Meydandaki kayanın üzerinde poligonal bir taş var. Eski rahiplerin ekim ve hasat tarihlerini bağımsız olarak belirledikleri bir tür Güneş gözlemevi olduğuna inanılıyor.
Usta Mimarlar
Genel olarak, şehirde ve ötesinde, yerel inşaatçıların ne kadar yetenekli olduğuna dair birçok hatırlatıcı var. Örneğin, Machu Picchu'yu Cuzco'nun başkentine bağlayan yol. Ölçeği ve güzel mimari performansı ile hala şaşırtabiliyor. Temelde eski uygarlığın farklı şehir ve yerleşimlerini birbirine bağlayan yollar basamaklar şeklinde yapılmıştır. Drenaj ve temel hazırlığına özel dikkat gösterildi. Bu nedenle yağışlı mevsimlerde bile yollar yıkanmadı.
Vaina Picchu
Antik kenti ziyarete giderseniz mutlaka Vaina Picchu'yu da ziyaret etme fırsatını yakalayın. Bu, şehrin hemen dışında bulunan dağın adıdır.
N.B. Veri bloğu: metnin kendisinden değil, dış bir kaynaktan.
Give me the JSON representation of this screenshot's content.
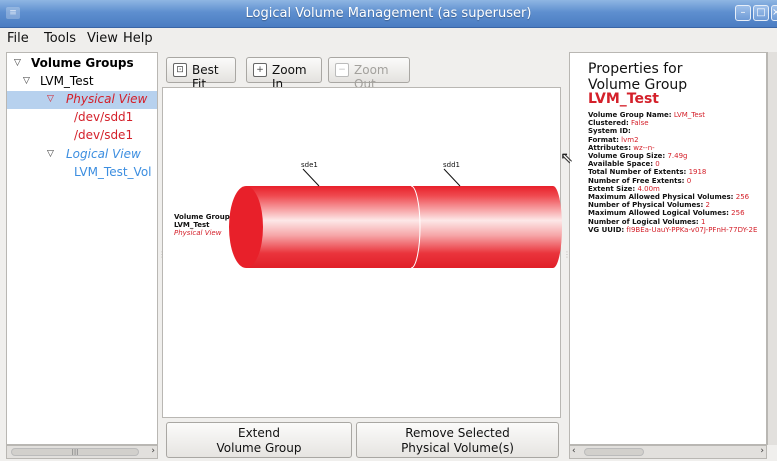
{
  "window": {
    "title": "Logical Volume Management (as superuser)",
    "menu_icon": "window-menu-icon",
    "controls": [
      "minimize",
      "maximize",
      "close"
    ]
  },
  "menu": {
    "items": [
      "File",
      "Tools",
      "View",
      "Help"
    ]
  },
  "tree": {
    "root_label": "Volume Groups",
    "group_label": "LVM_Test",
    "physical_view_label": "Physical View",
    "pv1": "/dev/sdd1",
    "pv2": "/dev/sde1",
    "logical_view_label": "Logical View",
    "lv1": "LVM_Test_Vol"
  },
  "toolbar": {
    "best_fit": "Best Fit",
    "zoom_in": "Zoom In",
    "zoom_out": "Zoom Out"
  },
  "diagram": {
    "vg_caption_line1": "Volume Group",
    "vg_caption_line2": "LVM_Test",
    "vg_caption_line3": "Physical View",
    "segment1_label": "sde1",
    "segment2_label": "sdd1",
    "cylinder_color": "#e8202a"
  },
  "actions": {
    "extend_line1": "Extend",
    "extend_line2": "Volume Group",
    "remove_line1": "Remove Selected",
    "remove_line2": "Physical Volume(s)"
  },
  "properties": {
    "heading_line1": "Properties for",
    "heading_line2": "Volume Group",
    "name": "LVM_Test",
    "rows": [
      {
        "key": "Volume Group Name:",
        "value": "LVM_Test"
      },
      {
        "key": "Clustered:",
        "value": "False"
      },
      {
        "key": "System ID:",
        "value": ""
      },
      {
        "key": "Format:",
        "value": "lvm2"
      },
      {
        "key": "Attributes:",
        "value": "wz--n-"
      },
      {
        "key": "Volume Group Size:",
        "value": "7.49g"
      },
      {
        "key": "Available Space:",
        "value": "0"
      },
      {
        "key": "Total Number of Extents:",
        "value": "1918"
      },
      {
        "key": "Number of Free Extents:",
        "value": "0"
      },
      {
        "key": "Extent Size:",
        "value": "4.00m"
      },
      {
        "key": "Maximum Allowed Physical Volumes:",
        "value": "256"
      },
      {
        "key": "Number of Physical Volumes:",
        "value": "2"
      },
      {
        "key": "Maximum Allowed Logical Volumes:",
        "value": "256"
      },
      {
        "key": "Number of Logical Volumes:",
        "value": "1"
      },
      {
        "key": "VG UUID:",
        "value": "fI9BEa-UauY-PPKa-v07J-PFnH-77DY-2E"
      }
    ]
  },
  "colors": {
    "accent_red": "#d4202a",
    "selection_blue": "#b7d1ee",
    "tree_link_blue": "#3c8ee0"
  }
}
Zirveye giden yol oldukça zordur ve sizden mükemmel bir fiziksel uygunluk gerektirecektir. Ancak dağdan nefes kesen manzaralar, böyle zor bir tırmanış için değerli bir ödül olacak. Burada birkaç İnka binası daha görebilir ve harika fotoğraflar çekebilirsiniz. Dağa çıkmak için yaklaşık 10 dolara mal olan bir bilet satın almanız gerekecek.
Oraya nasıl gidilir
Hafif seyahat etmeyi seviyorsanız ve seyahat ederken mümkün olduğunca tasarruf etmeyi tercih ediyorsanız toplu taşımayı tercih etmelisiniz. Cusco'ya ulaştıktan sonra Urubamba'ya bir otobüs bileti almanız ve ardından Oyantaytambo'ya ulaşım için değiştirmeniz gerekiyor. Bundan sonra geriye kalan tek şey, Aguas Calientes'e giden akşam trenine yetişmek. Burası Machu Picchu'ya en yakın nokta. Bu şekilde en az 5-7 saat sürecektir. Tek yönlü bir yolculuğun maliyeti yaklaşık 30 $ 'dır.
Zamandan tasarruf etme fırsatınız ve arzunuz varsa, Cusco'dan Aguas Calientes'e direkt tren için bir bilet satın alın, bu seyahat süresini birkaç saate indirecektir, ancak bu keyfin maliyeti yaklaşık 100 $ olacaktır.
Aşırı aşıklar ve gurmeler için Inca Trail boyunca yürüyerek gitmenizi öneririz. Rota yaklaşık 4 gün sürecek, bu nedenle ortalama fiziksel eğitime, bir dizi turiste ve hükümlere ihtiyacınız olacak. Eh, bu yerlere ilk kez gelenler için deneyimli rehberler sıkıntılardan kaçınmaya ve kaybolmamaya yardımcı olacaktır.
Son olarak bir ipucu: Her gün şehre 2500'den fazla turistin girmesine izin verilmemektedir, bu nedenle bilet rezervasyonu yapın ve gezi programını önceden düşünün. Peru'da iyi şanslar ve harika deneyimler!